Lately I been moving legacy thumbnails and user images from our applications servers to AWS S3. Cost for storing on S3 is a bargain and S3 can handle infinity amount of objects. I’m really into simplifying and removing as much maintains of our internal systems as possible. During this work I needed to move one folder containing a bit more then 6 million files off to a S3 bucket.
I did this in a two step rocket,
-
first backing up extracting folder into a tar archive and moving that backup into a ec2 instance (to not affect production capacity)
-
second upload all files to S3
First step was easy and nice. Second one is the hard part, started using s3cmd (which is a tool I’ve used in the past to upload/download data from S3), but did run into memory issues as s3cmd allocated a lot of memory. Moved on to s4cmd and same thing there, moving this amount of files turned out to be an interesting issue.
After some googling and some more googling I finally found a script called s3-parallel-put. The python script is quite easy to get going with, here my final conf.

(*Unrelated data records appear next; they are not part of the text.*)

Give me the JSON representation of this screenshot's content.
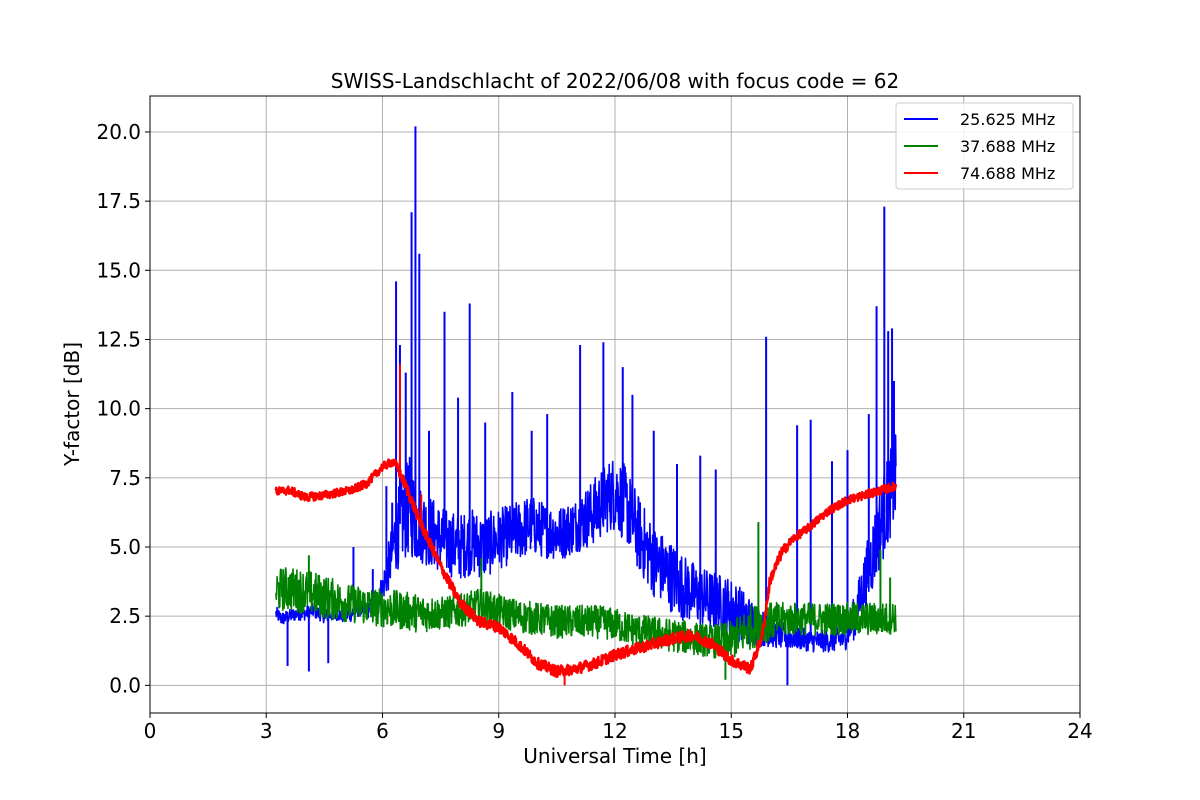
{
  "chart_data": {
    "type": "line",
    "title": "SWISS-Landschlacht of 2022/06/08 with focus code = 62",
    "xlabel": "Universal Time [h]",
    "ylabel": "Y-factor [dB]",
    "xlim": [
      0,
      24
    ],
    "ylim": [
      -1.0,
      21.3
    ],
    "xticks": [
      0,
      3,
      6,
      9,
      12,
      15,
      18,
      21,
      24
    ],
    "xtick_labels": [
      "0",
      "3",
      "6",
      "9",
      "12",
      "15",
      "18",
      "21",
      "24"
    ],
    "yticks": [
      0.0,
      2.5,
      5.0,
      7.5,
      10.0,
      12.5,
      15.0,
      17.5,
      20.0
    ],
    "ytick_labels": [
      "0.0",
      "2.5",
      "5.0",
      "7.5",
      "10.0",
      "12.5",
      "15.0",
      "17.5",
      "20.0"
    ],
    "grid": true,
    "legend_position": "top-right",
    "series": [
      {
        "name": "25.625 MHz",
        "color": "#0000ff",
        "x": [
          3.25,
          3.4,
          3.6,
          3.8,
          4.0,
          4.2,
          4.5,
          4.8,
          5.0,
          5.2,
          5.4,
          5.6,
          5.8,
          6.0,
          6.2,
          6.35,
          6.5,
          6.7,
          6.85,
          7.0,
          7.3,
          7.6,
          8.0,
          8.3,
          8.6,
          9.0,
          9.4,
          9.8,
          10.2,
          10.6,
          11.0,
          11.4,
          11.8,
          12.0,
          12.3,
          12.6,
          13.0,
          13.4,
          13.8,
          14.2,
          14.6,
          15.0,
          15.3,
          15.6,
          15.9,
          16.3,
          16.7,
          17.1,
          17.5,
          17.9,
          18.2,
          18.5,
          18.8,
          19.0,
          19.25
        ],
        "y": [
          2.6,
          2.4,
          2.5,
          2.6,
          2.6,
          2.7,
          2.5,
          2.6,
          2.5,
          2.6,
          2.8,
          2.7,
          3.0,
          3.5,
          4.5,
          5.5,
          6.0,
          6.5,
          6.0,
          5.8,
          5.5,
          5.2,
          5.0,
          5.2,
          5.0,
          5.3,
          5.5,
          5.8,
          5.6,
          5.5,
          5.8,
          6.2,
          6.8,
          7.0,
          6.5,
          5.5,
          4.5,
          4.0,
          3.5,
          3.2,
          3.0,
          2.8,
          2.5,
          2.2,
          2.0,
          1.8,
          1.7,
          1.6,
          1.6,
          1.7,
          2.5,
          4.0,
          5.5,
          6.5,
          7.5
        ],
        "noise": [
          0.25,
          0.25,
          0.25,
          0.25,
          0.25,
          0.25,
          0.25,
          0.25,
          0.25,
          0.3,
          0.3,
          0.3,
          0.35,
          0.5,
          1.0,
          1.4,
          1.6,
          1.8,
          1.6,
          1.4,
          1.3,
          1.2,
          1.2,
          1.2,
          1.2,
          1.1,
          1.1,
          1.1,
          1.0,
          1.0,
          1.0,
          1.2,
          1.3,
          1.4,
          1.4,
          1.4,
          1.3,
          1.3,
          1.2,
          1.1,
          1.1,
          1.1,
          1.0,
          0.8,
          0.6,
          0.5,
          0.4,
          0.4,
          0.4,
          0.5,
          0.8,
          1.2,
          1.5,
          1.6,
          1.6
        ],
        "spikes": [
          [
            3.55,
            0.7
          ],
          [
            4.1,
            0.5
          ],
          [
            4.6,
            0.8
          ],
          [
            5.25,
            5.0
          ],
          [
            5.75,
            4.2
          ],
          [
            6.1,
            7.2
          ],
          [
            6.25,
            6.6
          ],
          [
            6.35,
            14.6
          ],
          [
            6.45,
            12.3
          ],
          [
            6.6,
            11.3
          ],
          [
            6.75,
            17.1
          ],
          [
            6.85,
            20.2
          ],
          [
            6.95,
            15.6
          ],
          [
            7.2,
            9.2
          ],
          [
            7.6,
            13.5
          ],
          [
            7.95,
            10.4
          ],
          [
            8.25,
            13.8
          ],
          [
            8.65,
            9.5
          ],
          [
            9.35,
            10.6
          ],
          [
            9.85,
            9.2
          ],
          [
            10.25,
            9.8
          ],
          [
            11.1,
            12.3
          ],
          [
            11.7,
            12.4
          ],
          [
            12.2,
            11.5
          ],
          [
            12.45,
            10.5
          ],
          [
            13.0,
            9.2
          ],
          [
            13.6,
            8.0
          ],
          [
            14.2,
            8.3
          ],
          [
            14.6,
            7.8
          ],
          [
            15.9,
            12.6
          ],
          [
            16.45,
            0.0
          ],
          [
            16.7,
            9.4
          ],
          [
            17.05,
            9.6
          ],
          [
            17.6,
            8.1
          ],
          [
            18.0,
            8.5
          ],
          [
            18.55,
            9.8
          ],
          [
            18.75,
            13.7
          ],
          [
            18.95,
            17.3
          ],
          [
            19.05,
            12.8
          ],
          [
            19.15,
            12.9
          ],
          [
            19.2,
            11.0
          ]
        ]
      },
      {
        "name": "37.688 MHz",
        "color": "#008000",
        "x": [
          3.25,
          3.5,
          4.0,
          4.5,
          5.0,
          5.5,
          6.0,
          6.5,
          7.0,
          7.5,
          8.0,
          8.5,
          9.0,
          9.5,
          10.0,
          10.5,
          11.0,
          11.5,
          12.0,
          12.5,
          13.0,
          13.5,
          14.0,
          14.5,
          15.0,
          15.5,
          16.0,
          16.5,
          17.0,
          17.5,
          18.0,
          18.5,
          19.0,
          19.25
        ],
        "y": [
          3.4,
          3.5,
          3.4,
          3.2,
          3.0,
          2.9,
          2.8,
          2.7,
          2.6,
          2.6,
          2.7,
          2.9,
          2.7,
          2.5,
          2.4,
          2.3,
          2.3,
          2.3,
          2.2,
          2.0,
          1.9,
          1.8,
          1.7,
          1.6,
          1.6,
          2.1,
          2.3,
          2.4,
          2.4,
          2.4,
          2.4,
          2.4,
          2.4,
          2.5
        ],
        "noise": [
          0.8,
          0.8,
          0.8,
          0.8,
          0.7,
          0.7,
          0.7,
          0.7,
          0.7,
          0.6,
          0.6,
          0.6,
          0.6,
          0.6,
          0.6,
          0.6,
          0.6,
          0.6,
          0.6,
          0.6,
          0.6,
          0.6,
          0.6,
          0.6,
          0.7,
          0.8,
          0.7,
          0.6,
          0.6,
          0.6,
          0.6,
          0.6,
          0.6,
          0.6
        ],
        "spikes": [
          [
            4.1,
            4.7
          ],
          [
            8.55,
            4.6
          ],
          [
            14.85,
            0.2
          ],
          [
            15.7,
            5.9
          ],
          [
            18.85,
            4.9
          ],
          [
            19.1,
            3.9
          ]
        ]
      },
      {
        "name": "74.688 MHz",
        "color": "#ff0000",
        "x": [
          3.25,
          3.6,
          4.0,
          4.4,
          4.8,
          5.2,
          5.6,
          6.0,
          6.3,
          6.6,
          7.0,
          7.5,
          8.0,
          8.5,
          9.0,
          9.5,
          10.0,
          10.5,
          11.0,
          11.5,
          12.0,
          12.5,
          13.0,
          13.5,
          14.0,
          14.5,
          15.0,
          15.5,
          15.8,
          16.0,
          16.3,
          16.6,
          17.0,
          17.5,
          18.0,
          18.5,
          19.0,
          19.25
        ],
        "y": [
          7.0,
          7.05,
          6.8,
          6.85,
          6.95,
          7.05,
          7.3,
          7.9,
          8.1,
          7.2,
          5.8,
          4.3,
          3.0,
          2.3,
          2.1,
          1.5,
          0.8,
          0.5,
          0.6,
          0.8,
          1.1,
          1.3,
          1.5,
          1.7,
          1.8,
          1.5,
          0.9,
          0.6,
          1.8,
          3.8,
          4.8,
          5.3,
          5.7,
          6.3,
          6.7,
          6.9,
          7.1,
          7.2
        ],
        "noise": [
          0.15,
          0.15,
          0.15,
          0.15,
          0.15,
          0.15,
          0.15,
          0.15,
          0.15,
          0.2,
          0.2,
          0.2,
          0.2,
          0.2,
          0.2,
          0.2,
          0.2,
          0.2,
          0.2,
          0.2,
          0.2,
          0.2,
          0.2,
          0.2,
          0.2,
          0.2,
          0.2,
          0.2,
          0.2,
          0.2,
          0.2,
          0.15,
          0.15,
          0.15,
          0.15,
          0.15,
          0.15,
          0.15
        ],
        "spikes": [
          [
            6.45,
            11.6
          ],
          [
            7.0,
            6.9
          ],
          [
            10.7,
            0.0
          ],
          [
            15.45,
            0.5
          ]
        ]
      }
    ]
  }
}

export AWS_ACCESS_KEY_ID=<KEY_ID>
export AWS_SECRET_ACCESS_KEY=<KEY>
s3-parallel-put \
--bucket=images.example.com \
--host=s3.amazonaws.com \
--put=stupid \
--insecure \
--processes=30 \
--content-type=image/jpeg \
--quiet \
.
Success!
There’s a couple of win’s here
--put=stupid
which always uploads the data and doesn’t check if object key is already set (one leasHEAD
request for each key)--insecure
none ssl is faster--processes=30
a lot of parallel uploads
Going back to final solution I ended up with putting all images user in a S3 CNAME bucket and added Cloudflare caching in front of it. An elegant and cheap solution.